Tea History Timeline
1680
Surging demand for cocoa, tea and coffee in England brings an increased demand for slaves to produce more sugar in British colonies.
1752
England’s Royal Worcester Porcelain Co. has its beginnings in a crockery firm founded June 4 by Dr John Wall and potter William Davis to take over Benjamin Lund’s Bristol factory, started 3 years ago. Dr Wall will perfect soapstone porcelain, basing his work on the expertise of his workmen. His company’s blue china teapots, cups and saucers, with an underglaze Chinoiserie design are made from a past containing soapstone (steatite) and by the 1760’s the designs will be modelled on those of Meisen and Sevres, as well as those from China.
1768
The East India Company imports tea into Britain at the rate of 10 million pounds per year.
1773
The Tea Act passed by Parliament May 10 lightens duties on tea imported into Britain to give relief to the East India Company, which has 7 years supply in warehouses on the Thames and is being strained by storage charges. But the Act permits tea to be shipped at full duty of 3 pence per pound to the American colonies and to be sold directly to retailers, elimination colonial middlemen and undercutting their prices. Boston tea party, to demonstrate against new English tea orders.Tea is left to rot on the docks at Charleston, New York and Philadelphia sends tea laden ships back to England.
1837
Tetley Tea is introduced at Huddersfield England, where local merchants Joseph and Edward Tetley open a shop under the name Tetley Brothers – Dealers in Tea. The two had peddled their tea from a packhorse across the Yorkshire moors.
1840
Afternoon tea is introduced by Anna, wife of the seventh duke of Bedford.
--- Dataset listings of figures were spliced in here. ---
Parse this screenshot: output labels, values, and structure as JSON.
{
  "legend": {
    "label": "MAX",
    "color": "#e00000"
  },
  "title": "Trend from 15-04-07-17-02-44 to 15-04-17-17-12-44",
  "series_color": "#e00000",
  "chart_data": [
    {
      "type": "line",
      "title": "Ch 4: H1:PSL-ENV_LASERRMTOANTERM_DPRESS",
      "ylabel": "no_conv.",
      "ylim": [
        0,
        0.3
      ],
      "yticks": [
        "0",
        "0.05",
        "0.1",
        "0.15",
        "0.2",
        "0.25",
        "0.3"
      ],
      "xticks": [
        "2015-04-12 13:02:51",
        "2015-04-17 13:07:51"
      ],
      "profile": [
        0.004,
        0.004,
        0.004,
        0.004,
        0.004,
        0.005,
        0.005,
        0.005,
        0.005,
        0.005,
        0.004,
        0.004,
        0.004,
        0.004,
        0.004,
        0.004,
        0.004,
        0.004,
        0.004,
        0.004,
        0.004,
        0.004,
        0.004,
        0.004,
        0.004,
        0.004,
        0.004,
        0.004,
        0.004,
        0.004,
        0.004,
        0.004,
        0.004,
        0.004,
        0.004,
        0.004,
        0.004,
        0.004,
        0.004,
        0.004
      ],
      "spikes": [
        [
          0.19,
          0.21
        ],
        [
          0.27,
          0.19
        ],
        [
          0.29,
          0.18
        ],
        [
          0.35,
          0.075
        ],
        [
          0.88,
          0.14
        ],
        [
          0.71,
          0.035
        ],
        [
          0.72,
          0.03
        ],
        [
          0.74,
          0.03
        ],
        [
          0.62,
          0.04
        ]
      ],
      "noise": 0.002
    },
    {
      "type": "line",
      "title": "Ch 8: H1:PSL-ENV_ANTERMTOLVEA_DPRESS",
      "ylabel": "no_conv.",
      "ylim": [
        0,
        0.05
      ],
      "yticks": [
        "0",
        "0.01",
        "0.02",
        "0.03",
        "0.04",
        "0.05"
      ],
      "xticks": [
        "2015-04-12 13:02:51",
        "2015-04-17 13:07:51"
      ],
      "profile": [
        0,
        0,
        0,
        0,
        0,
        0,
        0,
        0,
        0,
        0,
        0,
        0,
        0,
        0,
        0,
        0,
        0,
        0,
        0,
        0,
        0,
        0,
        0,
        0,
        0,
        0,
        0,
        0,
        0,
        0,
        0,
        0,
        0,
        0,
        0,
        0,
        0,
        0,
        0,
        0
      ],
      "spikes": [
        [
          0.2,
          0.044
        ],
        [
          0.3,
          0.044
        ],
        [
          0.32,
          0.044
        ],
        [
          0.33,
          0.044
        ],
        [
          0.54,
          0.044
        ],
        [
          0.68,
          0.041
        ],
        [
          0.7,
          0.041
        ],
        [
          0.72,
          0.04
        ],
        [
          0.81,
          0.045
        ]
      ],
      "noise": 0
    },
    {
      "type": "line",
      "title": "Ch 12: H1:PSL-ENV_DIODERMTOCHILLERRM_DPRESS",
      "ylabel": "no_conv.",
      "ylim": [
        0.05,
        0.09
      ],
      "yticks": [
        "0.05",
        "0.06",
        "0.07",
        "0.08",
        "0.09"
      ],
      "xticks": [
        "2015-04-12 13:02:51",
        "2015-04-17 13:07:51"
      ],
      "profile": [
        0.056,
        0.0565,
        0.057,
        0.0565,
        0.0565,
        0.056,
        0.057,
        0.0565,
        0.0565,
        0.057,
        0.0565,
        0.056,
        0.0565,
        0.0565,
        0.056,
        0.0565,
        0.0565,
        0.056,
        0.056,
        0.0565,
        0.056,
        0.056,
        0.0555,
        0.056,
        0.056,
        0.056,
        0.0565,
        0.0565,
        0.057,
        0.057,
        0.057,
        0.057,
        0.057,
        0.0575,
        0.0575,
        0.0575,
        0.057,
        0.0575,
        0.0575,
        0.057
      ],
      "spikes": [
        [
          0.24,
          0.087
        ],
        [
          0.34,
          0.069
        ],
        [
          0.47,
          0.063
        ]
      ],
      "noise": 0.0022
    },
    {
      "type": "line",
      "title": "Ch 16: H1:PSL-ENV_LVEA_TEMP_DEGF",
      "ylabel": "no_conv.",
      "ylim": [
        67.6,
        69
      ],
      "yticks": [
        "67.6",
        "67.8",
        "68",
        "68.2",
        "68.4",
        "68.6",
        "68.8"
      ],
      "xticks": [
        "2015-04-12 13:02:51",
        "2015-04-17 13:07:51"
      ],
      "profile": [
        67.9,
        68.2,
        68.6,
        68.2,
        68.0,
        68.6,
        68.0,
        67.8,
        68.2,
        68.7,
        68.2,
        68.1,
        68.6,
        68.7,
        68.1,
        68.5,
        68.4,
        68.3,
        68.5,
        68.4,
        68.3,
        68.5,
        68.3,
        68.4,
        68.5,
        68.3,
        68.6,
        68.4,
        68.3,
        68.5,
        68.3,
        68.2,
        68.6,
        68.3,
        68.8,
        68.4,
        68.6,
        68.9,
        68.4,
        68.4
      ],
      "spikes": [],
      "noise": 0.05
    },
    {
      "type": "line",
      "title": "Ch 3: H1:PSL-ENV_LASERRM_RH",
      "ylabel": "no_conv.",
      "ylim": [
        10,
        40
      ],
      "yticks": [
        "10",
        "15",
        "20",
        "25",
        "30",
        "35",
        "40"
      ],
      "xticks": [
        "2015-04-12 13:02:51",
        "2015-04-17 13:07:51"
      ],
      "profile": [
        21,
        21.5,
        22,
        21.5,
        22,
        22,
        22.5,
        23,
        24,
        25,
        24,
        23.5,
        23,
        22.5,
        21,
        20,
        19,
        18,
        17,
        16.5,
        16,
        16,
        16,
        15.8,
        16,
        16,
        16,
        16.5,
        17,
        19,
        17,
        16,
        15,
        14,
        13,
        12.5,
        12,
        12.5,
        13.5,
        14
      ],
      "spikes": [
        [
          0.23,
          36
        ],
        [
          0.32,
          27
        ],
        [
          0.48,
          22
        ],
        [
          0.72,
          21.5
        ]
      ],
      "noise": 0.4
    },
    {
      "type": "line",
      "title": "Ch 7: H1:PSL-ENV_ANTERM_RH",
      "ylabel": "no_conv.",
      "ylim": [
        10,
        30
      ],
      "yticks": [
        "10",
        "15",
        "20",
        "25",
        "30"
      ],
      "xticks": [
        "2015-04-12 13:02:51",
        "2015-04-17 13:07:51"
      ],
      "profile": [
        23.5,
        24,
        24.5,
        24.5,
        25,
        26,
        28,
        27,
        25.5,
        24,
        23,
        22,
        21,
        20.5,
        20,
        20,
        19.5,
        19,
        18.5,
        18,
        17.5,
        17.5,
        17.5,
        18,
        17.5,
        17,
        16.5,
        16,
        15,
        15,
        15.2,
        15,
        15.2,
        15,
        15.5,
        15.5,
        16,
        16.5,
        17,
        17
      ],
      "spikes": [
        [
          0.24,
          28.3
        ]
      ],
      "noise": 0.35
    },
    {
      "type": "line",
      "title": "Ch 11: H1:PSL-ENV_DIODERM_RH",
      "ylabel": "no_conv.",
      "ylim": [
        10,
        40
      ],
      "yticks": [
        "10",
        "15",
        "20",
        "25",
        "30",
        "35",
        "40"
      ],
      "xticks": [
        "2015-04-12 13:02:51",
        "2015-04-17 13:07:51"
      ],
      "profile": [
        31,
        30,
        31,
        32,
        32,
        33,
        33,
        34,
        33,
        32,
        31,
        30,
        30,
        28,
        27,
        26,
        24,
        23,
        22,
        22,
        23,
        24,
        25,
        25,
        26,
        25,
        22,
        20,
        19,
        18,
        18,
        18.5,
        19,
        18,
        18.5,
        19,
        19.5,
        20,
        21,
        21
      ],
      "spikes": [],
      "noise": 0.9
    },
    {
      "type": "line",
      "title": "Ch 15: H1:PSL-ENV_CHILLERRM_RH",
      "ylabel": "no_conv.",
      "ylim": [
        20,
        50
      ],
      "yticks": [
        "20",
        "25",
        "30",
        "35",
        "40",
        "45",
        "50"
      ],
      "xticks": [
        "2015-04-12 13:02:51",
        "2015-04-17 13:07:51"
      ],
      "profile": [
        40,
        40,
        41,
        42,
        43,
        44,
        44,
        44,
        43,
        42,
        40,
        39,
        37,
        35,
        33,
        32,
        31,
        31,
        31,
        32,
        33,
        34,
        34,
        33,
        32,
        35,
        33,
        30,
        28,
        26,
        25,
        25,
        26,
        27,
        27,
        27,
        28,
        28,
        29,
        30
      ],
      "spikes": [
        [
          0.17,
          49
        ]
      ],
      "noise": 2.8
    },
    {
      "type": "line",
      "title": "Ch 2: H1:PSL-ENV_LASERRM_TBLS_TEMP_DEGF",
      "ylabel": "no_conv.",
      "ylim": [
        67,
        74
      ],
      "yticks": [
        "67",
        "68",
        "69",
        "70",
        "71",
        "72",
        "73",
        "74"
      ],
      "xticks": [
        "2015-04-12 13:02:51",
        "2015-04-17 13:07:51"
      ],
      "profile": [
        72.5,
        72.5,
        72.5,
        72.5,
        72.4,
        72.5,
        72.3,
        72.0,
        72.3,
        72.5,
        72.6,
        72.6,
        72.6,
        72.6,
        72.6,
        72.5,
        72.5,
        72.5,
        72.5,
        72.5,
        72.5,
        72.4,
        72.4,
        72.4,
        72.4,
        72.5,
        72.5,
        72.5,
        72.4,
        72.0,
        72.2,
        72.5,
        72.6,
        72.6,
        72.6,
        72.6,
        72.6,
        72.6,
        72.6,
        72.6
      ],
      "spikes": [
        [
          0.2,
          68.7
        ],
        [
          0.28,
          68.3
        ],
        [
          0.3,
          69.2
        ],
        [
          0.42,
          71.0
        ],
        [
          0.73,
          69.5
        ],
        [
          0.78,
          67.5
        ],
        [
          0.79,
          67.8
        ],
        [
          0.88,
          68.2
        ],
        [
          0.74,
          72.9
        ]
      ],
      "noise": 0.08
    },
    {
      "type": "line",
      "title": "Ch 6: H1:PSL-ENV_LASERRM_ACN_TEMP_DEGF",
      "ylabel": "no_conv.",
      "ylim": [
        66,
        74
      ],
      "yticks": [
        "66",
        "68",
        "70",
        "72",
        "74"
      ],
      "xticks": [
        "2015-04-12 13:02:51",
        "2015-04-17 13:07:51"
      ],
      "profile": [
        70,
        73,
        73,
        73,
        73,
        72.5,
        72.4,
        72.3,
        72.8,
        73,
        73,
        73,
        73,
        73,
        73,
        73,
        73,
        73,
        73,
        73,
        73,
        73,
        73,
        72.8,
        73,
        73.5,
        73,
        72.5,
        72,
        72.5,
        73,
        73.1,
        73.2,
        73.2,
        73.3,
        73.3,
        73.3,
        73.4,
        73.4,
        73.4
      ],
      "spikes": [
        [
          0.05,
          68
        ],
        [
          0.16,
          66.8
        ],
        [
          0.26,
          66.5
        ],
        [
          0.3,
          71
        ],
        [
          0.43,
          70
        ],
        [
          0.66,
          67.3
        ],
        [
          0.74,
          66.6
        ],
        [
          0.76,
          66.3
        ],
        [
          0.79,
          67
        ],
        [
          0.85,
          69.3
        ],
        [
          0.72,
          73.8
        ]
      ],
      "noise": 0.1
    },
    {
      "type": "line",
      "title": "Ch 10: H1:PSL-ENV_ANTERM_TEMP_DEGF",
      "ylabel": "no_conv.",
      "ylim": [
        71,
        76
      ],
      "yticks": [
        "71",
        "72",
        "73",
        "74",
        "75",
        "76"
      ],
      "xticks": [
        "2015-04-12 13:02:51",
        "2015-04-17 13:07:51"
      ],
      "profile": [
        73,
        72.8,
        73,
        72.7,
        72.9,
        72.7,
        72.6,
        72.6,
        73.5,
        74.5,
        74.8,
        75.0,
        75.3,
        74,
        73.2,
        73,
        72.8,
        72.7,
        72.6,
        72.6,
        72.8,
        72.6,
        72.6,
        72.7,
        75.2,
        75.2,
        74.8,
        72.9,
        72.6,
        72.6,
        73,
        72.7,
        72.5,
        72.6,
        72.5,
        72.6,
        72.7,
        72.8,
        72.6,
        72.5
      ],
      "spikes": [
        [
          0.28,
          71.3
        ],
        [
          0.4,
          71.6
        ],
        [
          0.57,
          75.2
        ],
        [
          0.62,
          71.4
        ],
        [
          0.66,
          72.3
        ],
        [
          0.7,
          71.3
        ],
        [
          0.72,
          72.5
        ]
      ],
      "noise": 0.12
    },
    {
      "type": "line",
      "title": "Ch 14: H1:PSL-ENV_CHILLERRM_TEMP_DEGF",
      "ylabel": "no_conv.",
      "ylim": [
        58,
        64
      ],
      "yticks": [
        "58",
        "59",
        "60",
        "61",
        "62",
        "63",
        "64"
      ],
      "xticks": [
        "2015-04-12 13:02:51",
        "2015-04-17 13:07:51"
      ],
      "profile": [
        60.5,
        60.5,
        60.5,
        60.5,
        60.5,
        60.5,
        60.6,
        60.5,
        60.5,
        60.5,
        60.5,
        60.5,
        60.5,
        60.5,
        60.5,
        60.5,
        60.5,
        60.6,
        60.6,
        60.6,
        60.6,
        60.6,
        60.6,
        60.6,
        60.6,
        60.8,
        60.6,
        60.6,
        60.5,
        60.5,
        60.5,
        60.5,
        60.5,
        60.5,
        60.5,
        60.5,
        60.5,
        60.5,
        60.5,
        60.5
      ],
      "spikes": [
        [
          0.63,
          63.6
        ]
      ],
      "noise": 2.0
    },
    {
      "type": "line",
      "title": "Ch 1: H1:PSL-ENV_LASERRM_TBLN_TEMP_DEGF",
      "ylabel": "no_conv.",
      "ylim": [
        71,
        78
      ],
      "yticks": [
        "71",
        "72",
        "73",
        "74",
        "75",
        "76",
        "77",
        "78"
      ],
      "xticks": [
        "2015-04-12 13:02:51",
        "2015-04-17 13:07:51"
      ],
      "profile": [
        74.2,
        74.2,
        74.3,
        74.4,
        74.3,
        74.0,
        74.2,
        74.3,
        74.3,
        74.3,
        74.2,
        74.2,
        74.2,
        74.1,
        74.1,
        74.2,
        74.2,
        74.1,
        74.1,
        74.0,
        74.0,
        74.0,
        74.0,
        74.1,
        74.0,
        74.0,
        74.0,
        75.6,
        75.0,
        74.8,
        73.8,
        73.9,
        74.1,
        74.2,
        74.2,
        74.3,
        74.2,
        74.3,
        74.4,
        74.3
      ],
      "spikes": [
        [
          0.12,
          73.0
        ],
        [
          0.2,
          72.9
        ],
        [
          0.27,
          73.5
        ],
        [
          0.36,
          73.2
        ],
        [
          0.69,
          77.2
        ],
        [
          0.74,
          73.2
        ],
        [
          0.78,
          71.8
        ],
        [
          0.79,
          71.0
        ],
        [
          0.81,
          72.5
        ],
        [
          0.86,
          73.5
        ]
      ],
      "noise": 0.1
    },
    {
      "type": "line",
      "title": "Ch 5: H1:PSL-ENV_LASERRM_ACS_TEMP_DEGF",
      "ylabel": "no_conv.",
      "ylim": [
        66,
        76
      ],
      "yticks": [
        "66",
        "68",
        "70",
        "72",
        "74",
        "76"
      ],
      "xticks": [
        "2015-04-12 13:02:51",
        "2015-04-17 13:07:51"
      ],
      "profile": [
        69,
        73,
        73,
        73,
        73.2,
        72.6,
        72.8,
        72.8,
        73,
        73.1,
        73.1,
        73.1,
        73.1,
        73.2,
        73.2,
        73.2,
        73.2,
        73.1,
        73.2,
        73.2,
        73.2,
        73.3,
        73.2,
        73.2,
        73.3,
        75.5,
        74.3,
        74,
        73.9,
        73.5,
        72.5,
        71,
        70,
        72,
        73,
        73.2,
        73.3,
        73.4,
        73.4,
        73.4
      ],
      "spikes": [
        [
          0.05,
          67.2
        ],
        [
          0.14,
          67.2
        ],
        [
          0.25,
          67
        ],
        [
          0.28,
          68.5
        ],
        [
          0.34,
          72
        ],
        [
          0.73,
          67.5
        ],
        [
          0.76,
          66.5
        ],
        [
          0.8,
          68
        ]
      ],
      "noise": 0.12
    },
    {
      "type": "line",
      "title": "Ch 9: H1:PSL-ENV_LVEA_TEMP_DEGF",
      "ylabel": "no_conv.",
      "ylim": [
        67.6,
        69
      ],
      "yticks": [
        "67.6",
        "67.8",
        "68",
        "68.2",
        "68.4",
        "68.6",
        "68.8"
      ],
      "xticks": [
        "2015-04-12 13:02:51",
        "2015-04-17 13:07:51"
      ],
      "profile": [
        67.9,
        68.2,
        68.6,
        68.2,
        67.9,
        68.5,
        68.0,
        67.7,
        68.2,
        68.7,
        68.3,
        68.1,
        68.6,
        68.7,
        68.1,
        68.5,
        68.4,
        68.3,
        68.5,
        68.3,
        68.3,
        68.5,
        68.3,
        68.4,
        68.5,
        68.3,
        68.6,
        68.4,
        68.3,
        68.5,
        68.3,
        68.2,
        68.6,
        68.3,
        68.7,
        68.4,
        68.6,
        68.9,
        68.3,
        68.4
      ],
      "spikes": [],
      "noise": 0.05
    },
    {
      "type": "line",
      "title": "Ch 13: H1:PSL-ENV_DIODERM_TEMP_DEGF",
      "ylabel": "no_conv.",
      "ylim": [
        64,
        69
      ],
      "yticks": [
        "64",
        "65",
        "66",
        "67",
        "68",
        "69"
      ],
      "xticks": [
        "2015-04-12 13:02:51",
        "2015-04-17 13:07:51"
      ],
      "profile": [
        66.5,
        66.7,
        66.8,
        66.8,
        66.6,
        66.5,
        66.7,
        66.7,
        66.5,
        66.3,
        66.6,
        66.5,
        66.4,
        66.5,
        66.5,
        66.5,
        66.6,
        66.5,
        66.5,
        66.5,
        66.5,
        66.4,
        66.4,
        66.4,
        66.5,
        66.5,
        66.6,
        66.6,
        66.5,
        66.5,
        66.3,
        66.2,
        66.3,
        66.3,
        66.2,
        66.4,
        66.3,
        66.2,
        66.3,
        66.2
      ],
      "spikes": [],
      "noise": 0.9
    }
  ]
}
Breakfasts are large, lunches sketchy, and dinner is not served until 8 o’clock, so people are hungry by late afternoon; the tea interval will become a lasting British tradition, but the English still drink more coffee than tea at this time.
1823
China’s monopoly in the tea trade begins to fade as an indigenous tea bush is found growing in northern India’s Upper Assam. Acting for the British government, Charles Bruce smuggles knowledgeable coolies out of China and puts them to work transplanting young tea bushes into nursery beds to begin tea plantations that will be more efficiently organised than Chinese plantations.
1833
The East India Company loses its prized monopoly in the China trade (most of it in tea) by an act of the British prime minister Charles Grey. The name Earl Grey will be used for a blend of Indian and Ceylonese tea flavoured with oil of bergamot (a Chinese mandarin gave him the recipe) and as a generic name for scented teas such as jasmine.
1839
95 chests of Assam tea arrive at London and are sold at auction. As in China, harvesters in India and Ceylon pick only the four youngest, tiniest, tenderest leaves at the ends of branches, called pe-ko, or silver tip, in Chinese, but unlike green China tea, the leaves from India are fermented, or cured, and the original silver-tip or pekoe leaf turns brown, giving rise to the term “orange pekoe” which indicates the size of the leaf (the next larger size being pekoe and the largest souchong; the terms are used only for the black teas of the East Indies; West India teas from Darjeeling, brown in the foothills of the Himalayas, have woodier fruitier aftertastes. As the new black tea is less astringent than green tea, it begins to gain popularity (Duchess of Bedford).
1866
The Great Tea Race from Foochow to London pits 11 clipper ships that race to minimize spoilage of the China tea in the hot holds, but the voyage still takes close to 3 months. More than 90 per cent of Britain’s tea still comes from China.
1898
Annual British tea consumption averaged 10 pounds per capita, up from 2 pounds in 1797. Black tea from India and Ceylon has long since gained dominance over Chinese green teas, but many connoisseurs still prefer China’s green teas, especially Gunpowder and Hysson and Chinese black teas, notably Keemun or Congou from North China, also called English Breakfast tea.